如若,她的儿子与儿媳,当年好奇心少一点,是不是就不会死得那么惨了?
“还有,谢谢你们……找到了,真正的皇帝。”长公主站了起来,双手交叠,朝林慕七与萧王行了一礼。
“公主客气了,我们也是有所图。”林慕七侧身避开,抬手扶了一把,没有受长公主的礼。
长公主却执意,一揖到底:“不管你门图什么,你们也杀了那假货,为天乾拨乱反正了。”杀了那个假货,也算是为她儿子、儿媳报仇了。
行完礼,长公主挺直背脊,对林慕七道:“天黑之前,会有人,把你们要的人送来。”
旁的,长公主没有说。
她知道,林慕七懂她的意思。
长公主走后没有多久,林寻就让人来请林慕七。
“告诉我,我祖母跟你谈了什么,我把曹称象放了。

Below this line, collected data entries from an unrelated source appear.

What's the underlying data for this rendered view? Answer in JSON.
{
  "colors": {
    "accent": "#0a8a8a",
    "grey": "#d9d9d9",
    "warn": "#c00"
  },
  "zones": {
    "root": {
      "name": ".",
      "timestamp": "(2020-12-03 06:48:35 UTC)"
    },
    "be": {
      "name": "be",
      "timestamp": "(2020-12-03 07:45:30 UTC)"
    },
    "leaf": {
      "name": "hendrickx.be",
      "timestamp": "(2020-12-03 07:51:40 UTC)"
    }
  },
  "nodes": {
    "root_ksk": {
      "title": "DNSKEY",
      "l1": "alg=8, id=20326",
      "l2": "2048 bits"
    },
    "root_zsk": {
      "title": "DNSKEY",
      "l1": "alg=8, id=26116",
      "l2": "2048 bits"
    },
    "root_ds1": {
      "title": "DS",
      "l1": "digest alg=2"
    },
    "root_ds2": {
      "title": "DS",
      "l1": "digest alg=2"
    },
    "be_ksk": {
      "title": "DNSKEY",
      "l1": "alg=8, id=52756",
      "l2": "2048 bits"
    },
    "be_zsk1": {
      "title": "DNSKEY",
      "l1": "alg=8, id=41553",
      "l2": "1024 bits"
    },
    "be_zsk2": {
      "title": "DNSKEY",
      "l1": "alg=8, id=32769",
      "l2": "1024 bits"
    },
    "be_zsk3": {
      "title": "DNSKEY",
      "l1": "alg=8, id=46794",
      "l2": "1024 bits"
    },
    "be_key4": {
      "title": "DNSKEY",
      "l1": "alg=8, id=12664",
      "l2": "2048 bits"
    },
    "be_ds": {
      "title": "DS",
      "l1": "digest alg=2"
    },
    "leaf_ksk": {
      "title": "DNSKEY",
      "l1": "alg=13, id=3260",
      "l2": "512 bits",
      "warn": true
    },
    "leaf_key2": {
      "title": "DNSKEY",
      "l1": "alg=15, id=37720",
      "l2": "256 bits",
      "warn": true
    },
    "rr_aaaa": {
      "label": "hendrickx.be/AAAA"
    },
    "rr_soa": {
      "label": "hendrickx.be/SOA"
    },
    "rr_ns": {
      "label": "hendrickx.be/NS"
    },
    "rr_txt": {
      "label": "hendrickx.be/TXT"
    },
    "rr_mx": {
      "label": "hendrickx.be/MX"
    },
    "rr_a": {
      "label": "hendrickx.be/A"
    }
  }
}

”林寻许是急了,或者是没有第三人,他连温和无害的伪装,都不装了。
“你祖母病了,病得很严重。”林寻问的直接,林慕七也回答的干脆。
“病了?”林寻嗤笑,显然是不信,可却还是问道:“她还能活多久?”
不等林慕七回答,林寻勾唇,笑意盈盈地补了一句:“萧王妃,谨慎一些。我祖母能活多久,就取决于你给我的答案。”
林慕七:……“你做个人吧。”杀父弑母不算,现在连唯一的祖母都不放过,这还是人吗?
林寻笑容不变:“所以,你现在可以告诉我,我祖母她还能活多久吗?”
“你……”林慕七正思索着,要怎么回答,林寻又道:“告诉我的祖母,我的耐心快要耗尽了。我最多只能等她一个月,一个月后……”
林寻抿唇,上身前倾,逼向林慕七,比了一个抹脖子的动作:“我会亲自动手。”
“好的,我会转告。”林慕七面色不变地起身:“还有别的事吗?没有的话,记得按约定,把曹称象放了。”
她从来没有,这么讨厌一个人。
哪怕顾北岸反复无常,甚至在黑铁城,反手捅了她一刀,她也没有像讨厌林寻一样,讨厌顾北岸。
顾北岸虽然优柔寡断,背叛她,还差点害死了她,但顾北岸好歹还是个人。
林寻就不同了!
称呼林寻为人,那是对人的侮辱。
就林寻这样的,叫他一句畜生,畜生都觉得自己被羞辱了。
林慕七说完,转身就走,连个眼神都不给林寻。
林寻也没有叫住林慕七,他往后一靠,整个人隐在阴暗处,目光阴冷地看着林慕七,随即笑了:他看上的猎物,跑不掉!
“啪!”
林寻在书桌上,重重敲了一下。
“主子。”林寻身边的高壮奴仆,从一旁的死角,走了出来。
“去告诉沈十八娘,问她想不想报复林慕七,我可以给她机会。”林寻的声音又轻又柔,初听让人觉得很是舒服,可仔细听就会发现,他的温柔没有温度,带着渗人的、粘稠的阴寒。
“是。”高壮奴仆领命退下。
林寻在书房坐了片刻,随即起身,整了整衣摆,转身,推开身后的书架。
“吱呀”一声,作成书架的墙面,一推就开了,露出一条幽深的、看不底的通道。
林寻抬步往里走,他一走进去,书架便恢复如常。